A new study conducted by the Center for Injury Research and Policy of The Research Institute at Nationwide Children's Hospital found that over a 10-year period, (1997-2007), an estimated 229,023 children under the age of 19 were treated in U.S. emergency rooms hospital for sledding-related injuries. That's an average of more than 20,000 cases each year.
The study, which appears in next month's issue of Pediatrics, found the most common injuries from sledding were fractures (26 percent), followed by cuts and bruises (25 percent). The study also found that the majority of injuries occurred during a collision (51 percent), and those collisions more than likely resulted in a traumatic brain injury (TBI) . Overall, the head was the most injured body part (34 percent of reported injuries). Even though most of the injuries happened at a sports or recreation area, patients who were injured while sledding on a street or highway were more likely to suffer injuries to the head, get a diagnosed TBI and hospitalized than were patients injured in other locations.
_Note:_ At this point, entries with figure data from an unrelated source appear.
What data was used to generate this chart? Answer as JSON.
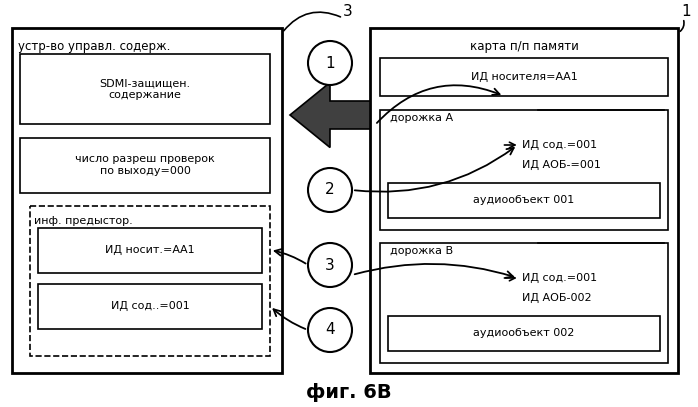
{
  "fig_label": "фиг. 6В",
  "label_3": "3",
  "label_1": "1",
  "left_box_title": "устр-во управл. содерж.",
  "right_box_title": "карта п/п памяти",
  "sdmi_box_text": "SDMI-защищен.\nсодержание",
  "check_box_text": "число разреш проверок\nпо выходу=000",
  "history_label": "инф. предыстор.",
  "id_media_box_text": "ИД носит.=АА1",
  "id_content_box_text": "ИД сод..=001",
  "media_id_box_text": "ИД носителя=АА1",
  "track_a_label": "дорожка А",
  "track_a_id_sod": "ИД сод.=001",
  "track_a_id_aob": "ИД АОБ-=001",
  "track_a_audio_box": "аудиообъект 001",
  "track_b_label": "дорожка В",
  "track_b_id_sod": "ИД сод.=001",
  "track_b_id_aob": "ИД АОБ-002",
  "track_b_audio_box": "аудиообъект 002",
  "bg_color": "#ffffff",
  "box_edge_color": "#000000",
  "text_color": "#000000"
}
"Two of the main factors that contribute to sledding-related injuries are the environment and locale," said study co-author, Dr, Lara McKenzie, principal investigator in the Center for Injury Research and Policy at Nationwide Children's Hospital. "To reduce the risk of injury, sledding areas should be clear of trees and other obstacles and should have sufficient run-out areas away from streets. In addition, sledding on streets and highways should be avoided to prevent collisions with motor vehicles and other traffic."
Study researchers also noted concern when it came to motorized vehicles pulling sleds. That's because more than one-third of the injuries suffered while being pulled by a vehicle were fractures.
"Our findings indicate that the prevalence of this activity may be much greater and the practice more common than previously thought," said McKenzie. "Given the potential for serious injury, children should never ride a sled that is being pulled by a motorized vehicle of any type including all-terrain vehicles (ATVs), snowmobiles, cars, trucks, tractors, motorcycles, dirt bikes and lawn mowers."